NBC’s abortion episode of “Parenthood” enchants some pro-life viewers with an unlikely hero
Last week’s episode of the NBC television show “Parenthood,” in which a teenage girl has a fast abortion at a Planned Parenthood, garnered much attention from both side of the pro-life spectrum. However, in all the debate, a recurring comment seemed to arise from pro-lifers who liked Parenthood.
A resounding consensus seemed to defend Drew, the teenage boyfriend, deciding he is almost a pro-life voice in the episode. Most frequently people cited how the episode ended last week, where Drew is sobbing. Readers assume that that happens because Amy killed their baby – that he is grieving.
While only the continuation of this pseudo-soap opera can tell why he was really sobbing, a few points deserve attention.
Drew is a wuss. For about a minute he protests that Amy doesn’t have to get an abortion. She insists that a baby will ruin her life and says she needs help paying for it; Drew instantly agrees. Then he drives her to the abortion facility, sits there under the big Planned Parenthood sign, waits while she gets their baby killed, and drives her home. Acting like things should be okay now, Drew seems taken aback when Amy says she needs some space, and lots of it, actually. He is clearly hurt. In the closing scene, he is sobbing.
We don’t know why he is sobbing. However, it behooves us to note that this show was wholeheartedly endorsed by Planned Parenthood, who called it “refreshing,” so it’s highly unlikely that in next week’s episode we will suddenly be dealing with the consequences people really endure from abortion, such as the loss of a child they made an appointment to kill. Nothing would be more wonderful than having to retract this assumption, but Planned Parenthood isn’t about life; on the contrary, the organization is all about death, and it’s not likely to turn on a dime on a show that is filled with sex talk and abortion. Assuming that Drew is crying over the abortion in some pro-life heroic way is human justification so we can enjoy our entertainment, but it’s probably not reflective of reality.
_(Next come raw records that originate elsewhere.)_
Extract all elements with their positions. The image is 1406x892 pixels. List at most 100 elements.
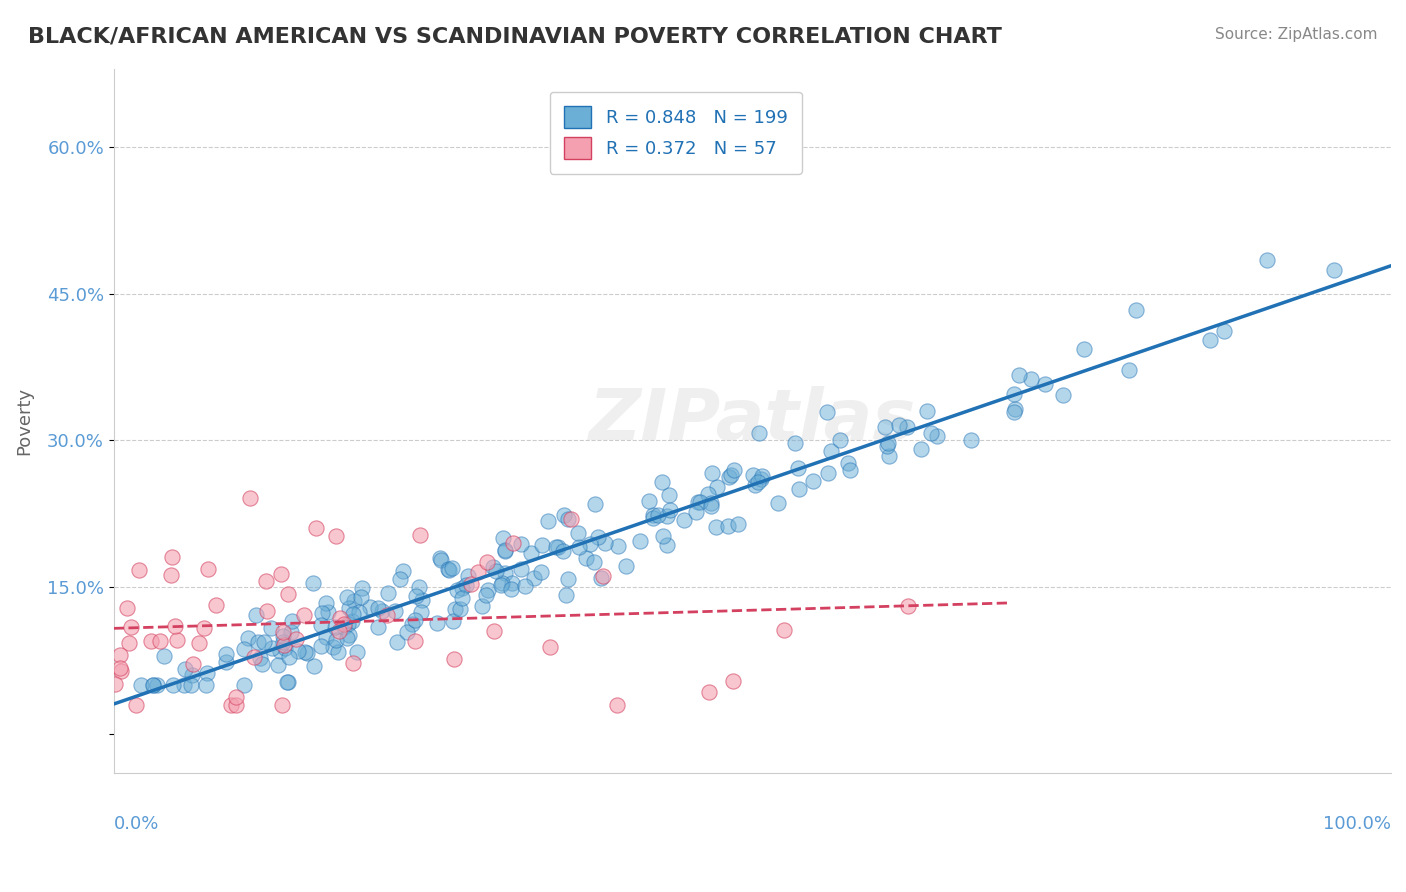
- Blacks/African Americans: [700, 467, 723, 481]
- Scandinavians: [697, 684, 720, 698]
- Scandinavians: [110, 661, 132, 675]
- Blacks/African Americans: [316, 606, 339, 620]
- Scandinavians: [238, 491, 260, 505]
- Blacks/African Americans: [1004, 402, 1026, 417]
- Text: BLACK/AFRICAN AMERICAN VS SCANDINAVIAN POVERTY CORRELATION CHART: BLACK/AFRICAN AMERICAN VS SCANDINAVIAN P…: [28, 27, 1002, 46]
- Scandinavians: [149, 634, 172, 648]
- Blacks/African Americans: [429, 553, 451, 567]
- Blacks/African Americans: [489, 578, 512, 592]
- Scandinavians: [284, 632, 307, 646]
- Blacks/African Americans: [411, 593, 433, 607]
- Blacks/African Americans: [744, 478, 766, 492]
- Blacks/African Americans: [440, 561, 463, 575]
- Blacks/African Americans: [783, 436, 806, 450]
- Blacks/African Americans: [346, 645, 368, 659]
- Blacks/African Americans: [830, 433, 852, 447]
- Blacks/African Americans: [647, 508, 669, 523]
- Blacks/African Americans: [509, 562, 531, 576]
- Blacks/African Americans: [655, 538, 678, 552]
- Blacks/African Americans: [377, 586, 399, 600]
- Blacks/African Americans: [444, 601, 467, 615]
- Blacks/African Americans: [437, 563, 460, 577]
- Blacks/African Americans: [153, 649, 176, 664]
- Blacks/African Americans: [273, 629, 295, 643]
- Scandinavians: [897, 599, 920, 614]
- Scandinavians: [592, 569, 614, 583]
- Blacks/African Americans: [575, 550, 598, 565]
- Blacks/African Americans: [409, 605, 432, 619]
- Blacks/African Americans: [579, 537, 602, 551]
- Scandinavians: [225, 690, 247, 705]
- Blacks/African Americans: [336, 590, 359, 604]
- Blacks/African Americans: [146, 678, 169, 692]
- Blacks/African Americans: [477, 582, 499, 597]
- Blacks/African Americans: [437, 562, 460, 576]
- Blacks/African Americans: [555, 588, 578, 602]
- Blacks/African Americans: [837, 456, 859, 470]
- Blacks/African Americans: [801, 474, 824, 488]
- Blacks/African Americans: [896, 420, 918, 434]
- Blacks/African Americans: [174, 662, 197, 676]
- Blacks/African Americans: [720, 467, 742, 482]
- Blacks/African Americans: [510, 537, 533, 551]
- Blacks/African Americans: [392, 564, 415, 578]
- Blacks/African Americans: [180, 678, 202, 692]
- Blacks/African Americans: [643, 508, 665, 523]
- Scandinavians: [606, 698, 628, 712]
- Blacks/African Americans: [249, 650, 271, 665]
- Scandinavians: [115, 600, 138, 615]
- Scandinavians: [332, 617, 354, 632]
- Scandinavians: [125, 698, 148, 712]
- Blacks/African Americans: [129, 678, 152, 692]
- Blacks/African Americans: [1125, 302, 1147, 317]
- Scandinavians: [118, 636, 141, 650]
- Blacks/African Americans: [337, 628, 360, 642]
- Blacks/African Americans: [367, 620, 389, 634]
- Blacks/African Americans: [917, 404, 939, 418]
- Scandinavians: [271, 698, 294, 712]
- Scandinavians: [139, 633, 162, 648]
- Blacks/African Americans: [568, 541, 591, 555]
- Blacks/African Americans: [441, 614, 464, 628]
- Scandinavians: [181, 657, 204, 672]
- Text: ZIPatlas: ZIPatlas: [589, 386, 917, 455]
- Scandinavians: [305, 521, 328, 535]
- Blacks/African Americans: [277, 674, 299, 689]
- Text: Source: ZipAtlas.com: Source: ZipAtlas.com: [1215, 27, 1378, 42]
- Blacks/African Americans: [1118, 363, 1140, 377]
- Scandinavians: [188, 636, 211, 650]
- Blacks/African Americans: [495, 544, 517, 558]
- Blacks/African Americans: [523, 571, 546, 585]
- Blacks/African Americans: [245, 608, 267, 623]
- Blacks/African Americans: [875, 420, 897, 434]
- Scandinavians: [404, 634, 426, 648]
- Blacks/African Americans: [768, 495, 790, 509]
- Blacks/African Americans: [180, 668, 202, 682]
- Scandinavians: [773, 623, 796, 637]
- Blacks/African Americans: [269, 644, 291, 658]
- Blacks/African Americans: [278, 650, 301, 665]
- Blacks/African Americans: [536, 514, 558, 528]
- Blacks/African Americans: [471, 599, 494, 614]
- Blacks/African Americans: [513, 579, 536, 593]
- Blacks/African Americans: [686, 495, 709, 509]
- Blacks/African Americans: [389, 572, 412, 586]
- Scandinavians: [254, 574, 277, 588]
- Blacks/African Americans: [326, 645, 349, 659]
- Blacks/African Americans: [546, 540, 568, 554]
- Scandinavians: [271, 625, 294, 640]
- Blacks/African Americans: [451, 591, 474, 605]
- Blacks/African Americans: [787, 460, 810, 475]
- Blacks/African Americans: [325, 633, 347, 648]
- Blacks/African Americans: [311, 607, 333, 621]
- Blacks/African Americans: [643, 511, 665, 525]
- Blacks/African Americans: [567, 526, 589, 541]
- Blacks/African Americans: [215, 647, 238, 661]
- Blacks/African Americans: [877, 449, 900, 463]
- Blacks/African Americans: [281, 614, 304, 628]
- Blacks/African Americans: [1008, 368, 1031, 383]
- Y-axis label: Poverty: Poverty: [15, 387, 32, 455]
- Blacks/African Americans: [309, 639, 332, 653]
- Blacks/African Americans: [194, 678, 217, 692]
- Blacks/African Americans: [685, 505, 707, 519]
Finally, making a hero of Drew should cause us alarm. What is heroic about having sex, getting a girl pregnant, giving her money for an abortion, and taking her to have it done? A real man doesn’t abet an abortion; he fights for his baby’s life. A real hero would be asking for help, would be creating a plan to help Amy tell her parents, finding an adoption plan, reassuring her this doesn’t have to ruin her life. Calling Drew a hero, a pro-life guy, or even a sympathetic character because he protested for a minute and cried is like excusing someone of his crime because he cried when he got caught. If you are man enough to pull your pants down and impregnate a woman, you should be man enough to fight for your baby if you really care about the baby and the woman.
Drew is not a hero. It’s a baffling reflection of a twisted society that can somehow use a scene in which a boy sobs as a justification for the destruction of life being portrayed at a Planned Parenthood and still calling the show “good.” Are we really so enthralled by our prime-time soap operas that we can look at this giant abortion advertisement and excuse it because one of the characters cried?
“Parenthood” was irresponsible and reprehensible in its portrayal of an unplanned pregnancy. Throwing the word adoption in one time doesn’t show a portrayal of choice; having Drew cry at the end doesn’t make the show balanced.
This episode was an award and boost to the abortion industry, and its greatest fruit is that pro-lifers have chosen to embrace it anyway with comments like “well, I wish she wouldn’t have had an abortion, but at least Drew didn’t want her to.” A character that wimpy doesn’t deserve a date, let alone TV ratings that continue to profit NBC and Planned Parenthood because we won’t turn off “our” shows.